Installing the SD-W2002 is simple, especially if you've had some experience inside your PC. The installation guide walks you through the steps in some detail, but inexperienced users may need additional help. It took about two minutes to install the drive in a Windows 98 system (once the cover was off). Setup requires no driver software; once you install the drive, attach the EIDE, power, and audio cables, and power up, Windows automatically recognizes the drive and assigns a drive letter.

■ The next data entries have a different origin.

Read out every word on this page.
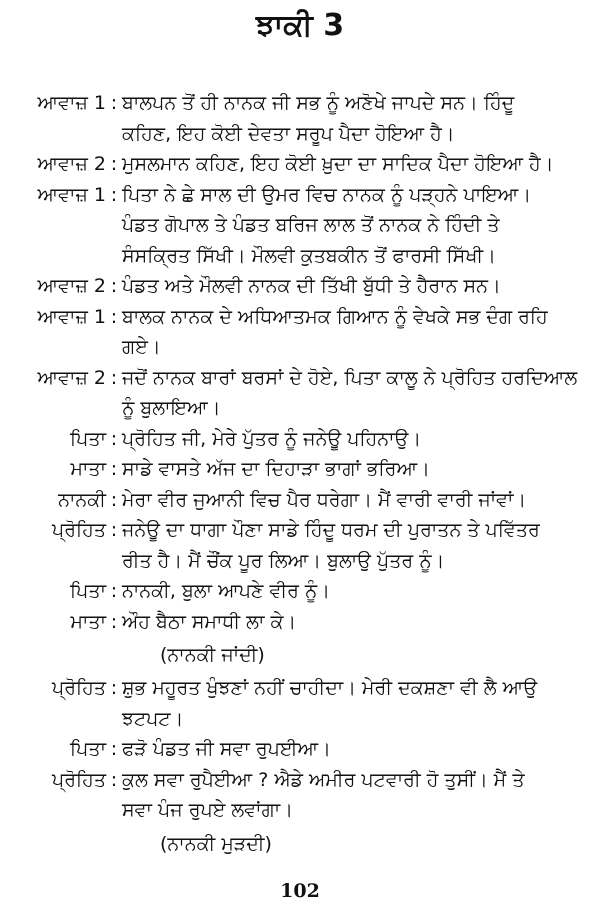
ਝਾਕੀ 3
ਆਵਾਜ਼ 1 : ਬਾਲਪਨ ਤੋਂ ਹੀ ਨਾਨਕ ਜੀ ਸਭ ਨੂੰ ਅਣੋਖੇ ਜਾਪਦੇ ਸਨ। ਹਿੰਦੂ
ਕਹਿਣ, ਇਹ ਕੋਈ ਦੇਵਤਾ ਸਰੂਪ ਪੈਦਾ ਹੋਇਆ ਹੈ।
ਆਵਾਜ਼ 2 : ਮੁਸਲਮਾਨ ਕਹਿਣ, ਇਹ ਕੋਈ ਖ਼ੁਦਾ ਦਾ ਸਾਦਿਕ ਪੈਦਾ ਹੋਇਆ ਹੈ।
ਆਵਾਜ਼ 1 : ਪਿਤਾ ਨੇ ਛੇ ਸਾਲ ਦੀ ਉਮਰ ਵਿਚ ਨਾਨਕ ਨੂੰ ਪੜ੍ਹਨੇ ਪਾਇਆ।
ਪੰਡਤ ਗੋਪਾਲ ਤੇ ਪੰਡਤ ਬਰਿਜ ਲਾਲ ਤੋਂ ਨਾਨਕ ਨੇ ਹਿੰਦੀ ਤੇ
ਸੰਸਕ੍ਰਿਤ ਸਿੱਖੀ। ਮੌਲਵੀ ਕੁਤਬਕੀਨ ਤੋਂ ਫਾਰਸੀ ਸਿੱਖੀ।
ਆਵਾਜ਼ 2 : ਪੰਡਤ ਅਤੇ ਮੌਲਵੀ ਨਾਨਕ ਦੀ ਤਿੱਖੀ ਬੁੱਧੀ ਤੇ ਹੈਰਾਨ ਸਨ।
ਆਵਾਜ਼ 1 : ਬਾਲਕ ਨਾਨਕ ਦੇ ਅਧਿਆਤਮਕ ਗਿਆਨ ਨੂੰ ਵੇਖਕੇ ਸਭ ਦੰਗ ਰਹਿ
ਗਏ।
ਆਵਾਜ਼ 2 : ਜਦੋਂ ਨਾਨਕ ਬਾਰਾਂ ਬਰਸਾਂ ਦੇ ਹੋਏ, ਪਿਤਾ ਕਾਲੂ ਨੇ ਪ੍ਰੋਹਿਤ ਹਰਦਿਆਲ
ਨੂੰ ਬੁਲਾਇਆ।
ਪਿਤਾ : ਪ੍ਰੋਹਿਤ ਜੀ, ਮੇਰੇ ਪੁੱਤਰ ਨੂੰ ਜਨੇਊ ਪਹਿਨਾਉ।
ਮਾਤਾ : ਸਾਡੇ ਵਾਸਤੇ ਅੱਜ ਦਾ ਦਿਹਾੜਾ ਭਾਗਾਂ ਭਰਿਆ।
ਨਾਨਕੀ : ਮੇਰਾ ਵੀਰ ਜੁਆਨੀ ਵਿਚ ਪੈਰ ਧਰੇਗਾ। ਮੈਂ ਵਾਰੀ ਵਾਰੀ ਜਾਂਵਾਂ।
ਪ੍ਰੋਹਿਤ : ਜਨੇਊ ਦਾ ਧਾਗਾ ਪੌਣਾ ਸਾਡੇ ਹਿੰਦੂ ਧਰਮ ਦੀ ਪੁਰਾਤਨ ਤੇ ਪਵਿੱਤਰ
ਰੀਤ ਹੈ। ਮੈਂ ਚੌਂਕ ਪੂਰ ਲਿਆ। ਬੁਲਾਉ ਪੁੱਤਰ ਨੂੰ।
ਪਿਤਾ : ਨਾਨਕੀ, ਬੁਲਾ ਆਪਣੇ ਵੀਰ ਨੂੰ।
ਮਾਤਾ : ਔਹ ਬੈਠਾ ਸਮਾਧੀ ਲਾ ਕੇ।
(ਨਾਨਕੀ ਜਾਂਦੀ)
ਪ੍ਰੋਹਿਤ : ਸ਼ੁਭ ਮਹੂਰਤ ਖੁੰਝਣਾਂ ਨਹੀਂ ਚਾਹੀਦਾ। ਮੇਰੀ ਦਕਸ਼ਣਾ ਵੀ ਲੈ ਆਉ
ਝਟਪਟ।
ਪਿਤਾ : ਫੜੋ ਪੰਡਤ ਜੀ ਸਵਾ ਰੁਪਈਆ।
ਪ੍ਰੋਹਿਤ : ਕੁਲ ਸਵਾ ਰੁਪੈਈਆ ? ਐਡੇ ਅਮੀਰ ਪਟਵਾਰੀ ਹੋ ਤੁਸੀਂ। ਮੈਂ ਤੇ
ਸਵਾ ਪੰਜ ਰੁਪਏ ਲਵਾਂਗਾ।
(ਨਾਨਕੀ ਮੁੜਦੀ)
102
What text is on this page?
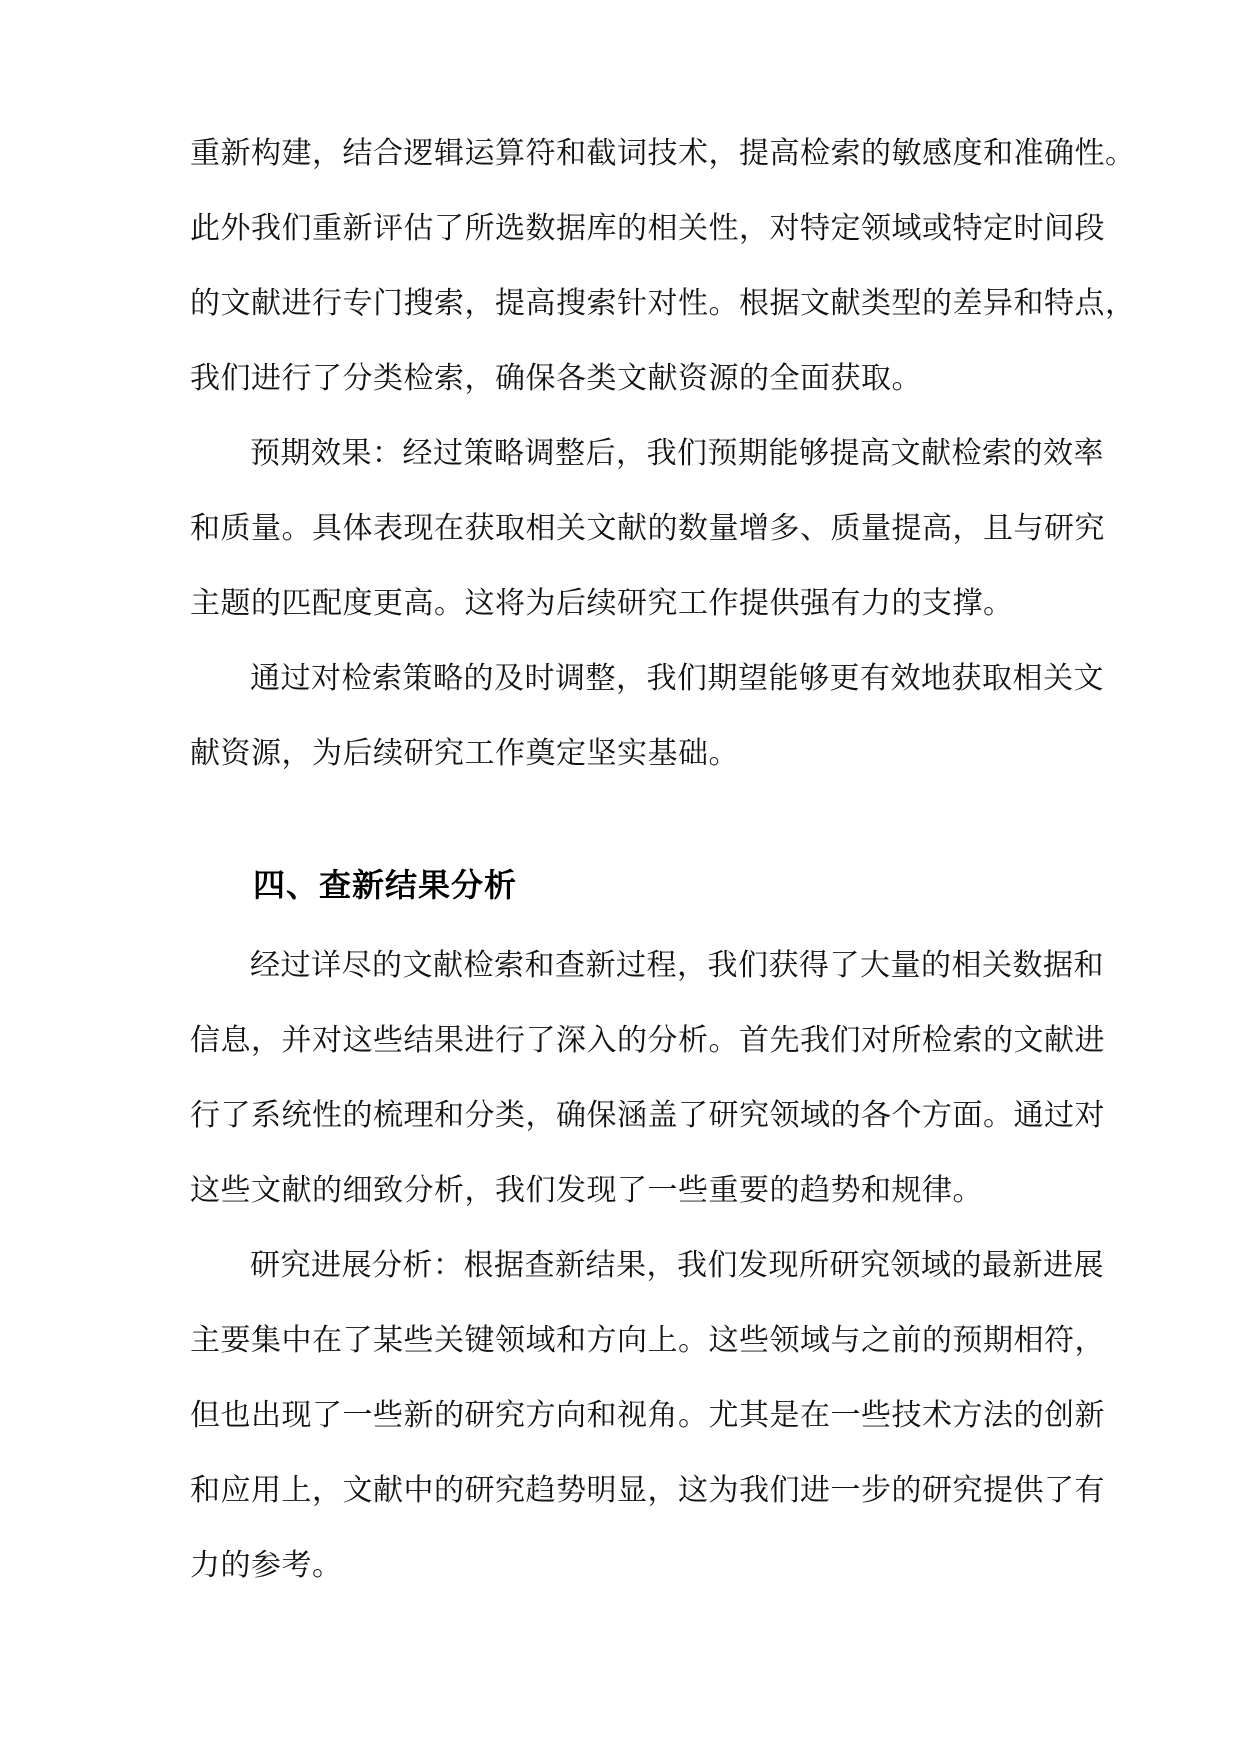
重新构建，结合逻辑运算符和截词技术，提高检索的敏感度和准确性。
此外我们重新评估了所选数据库的相关性，对特定领域或特定时间段
的文献进行专门搜索，提高搜索针对性。根据文献类型的差异和特点，
我们进行了分类检索，确保各类文献资源的全面获取。
预期效果：经过策略调整后，我们预期能够提高文献检索的效率
和质量。具体表现在获取相关文献的数量增多、质量提高，且与研究
主题的匹配度更高。这将为后续研究工作提供强有力的支撑。
通过对检索策略的及时调整，我们期望能够更有效地获取相关文
献资源，为后续研究工作奠定坚实基础。
四、查新结果分析
经过详尽的文献检索和查新过程，我们获得了大量的相关数据和
信息，并对这些结果进行了深入的分析。首先我们对所检索的文献进
行了系统性的梳理和分类，确保涵盖了研究领域的各个方面。通过对
这些文献的细致分析，我们发现了一些重要的趋势和规律。
研究进展分析：根据查新结果，我们发现所研究领域的最新进展
主要集中在了某些关键领域和方向上。这些领域与之前的预期相符，
但也出现了一些新的研究方向和视角。尤其是在一些技术方法的创新
和应用上，文献中的研究趋势明显，这为我们进一步的研究提供了有
力的参考。
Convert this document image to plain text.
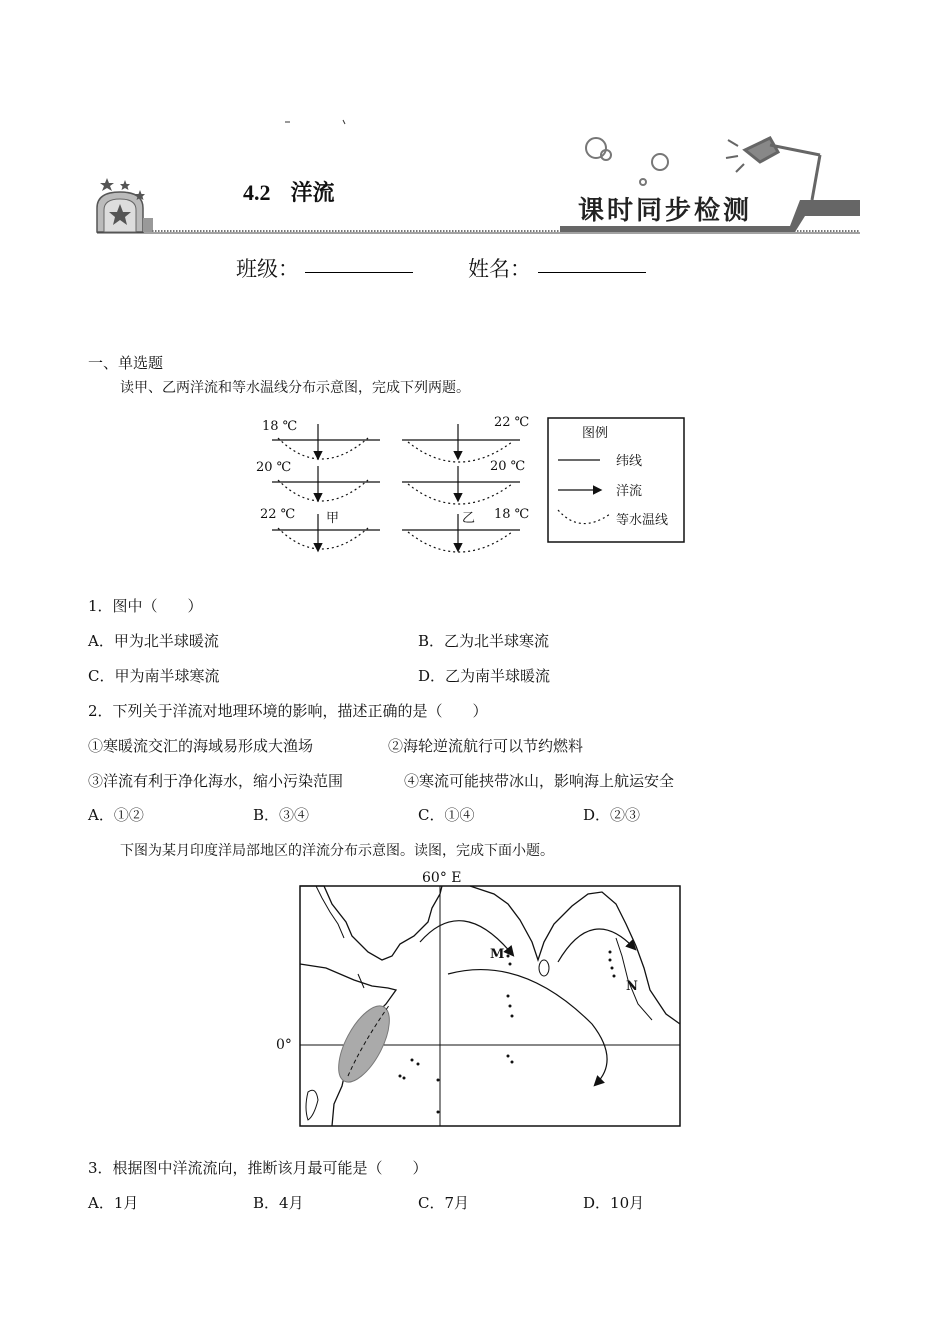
4.2 洋流
课时同步检测
班级：	姓名：
一、单选题
读甲、乙两洋流和等水温线分布示意图，完成下列两题。
18 ℃
20 ℃
22 ℃ 甲
22 ℃
20 ℃
18 ℃
乙
图例
纬线
洋流
等水温线
1．图中（　　）
A．甲为北半球暖流	B．乙为北半球寒流
C．甲为南半球寒流	D．乙为南半球暖流
2．下列关于洋流对地理环境的影响，描述正确的是（　　）
①寒暖流交汇的海域易形成大渔场	②海轮逆流航行可以节约燃料
③洋流有利于净化海水，缩小污染范围	④寒流可能挟带冰山，影响海上航运安全
A．①②	B．③④	C．①④	D．②③
下图为某月印度洋局部地区的洋流分布示意图。读图，完成下面小题。
60° E
0°
M
N
3．根据图中洋流流向，推断该月最可能是（　　）
A．1月	B．4月	C．7月	D．10月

The installation guide briefly covers the included software, which you can use to format discs, back up your system, or watch DVD movies. If DVD-RAM discs are not preformatted, you can quickly and easily format them with the UDF file system using the included VOB InstaWrite software utility. The drive kit also contains VOB InstantBackup and CyberLink PowerDVD software. PowerDVD is a software MPEG-2 decoder that allows you to play DVD movies on the PC without additional hardware. On our 733MHz system, the image quality was smooth but not very crisp--not up to the level that you'd get from a hardware decoder card.
Read and write performance outpaced those of the other non-SCSI DVD-RAM drives we've reviewed. In CNET Labs' tests, the SD-W2002's write performance was in line with the LaCie DVD-RAM External IEEE 1394 FireWire drive's, whereas its read performance was twice as fast. But it still couldn't beat SCSI; the Panasonic LF-D201U drive's write performance was twice as fast as the SD-W2002's, but it posted slower read scores.
The SD-W2002 has a standard one-year warranty that covers repair or replacement of the drive, if necessary. Tech support for Toshiba's storage division is available by e-mail or phone. Phone support hours are Monday to Friday, 8 a.m. to 5 p.m. PT; unfortunately, the call's on your dime. Toshiba offers little support for this drive on its Web site: just a few troubleshooting tips, FAQs, and technical papers.
If the shoe fits
The Toshiba SD-W2002's price lies beyond what the average consumer might expect to pay for extra storage. But considering its speed and the affordability of the media, it's a good solution for professionals who need to back up or archive large amounts of data regularly. Those of us with less data will be satisfied with the 650MB per disc offered by CD-R/RW drives.
Time, in minutes, to complete tasks (shorter bars indicate better performance)
The EIDE-connected Toshiba was no match for the SCSI-connected Panasonic LF-D201U drive when it came to writing tasks, but it was quicker reading from CD-ROM.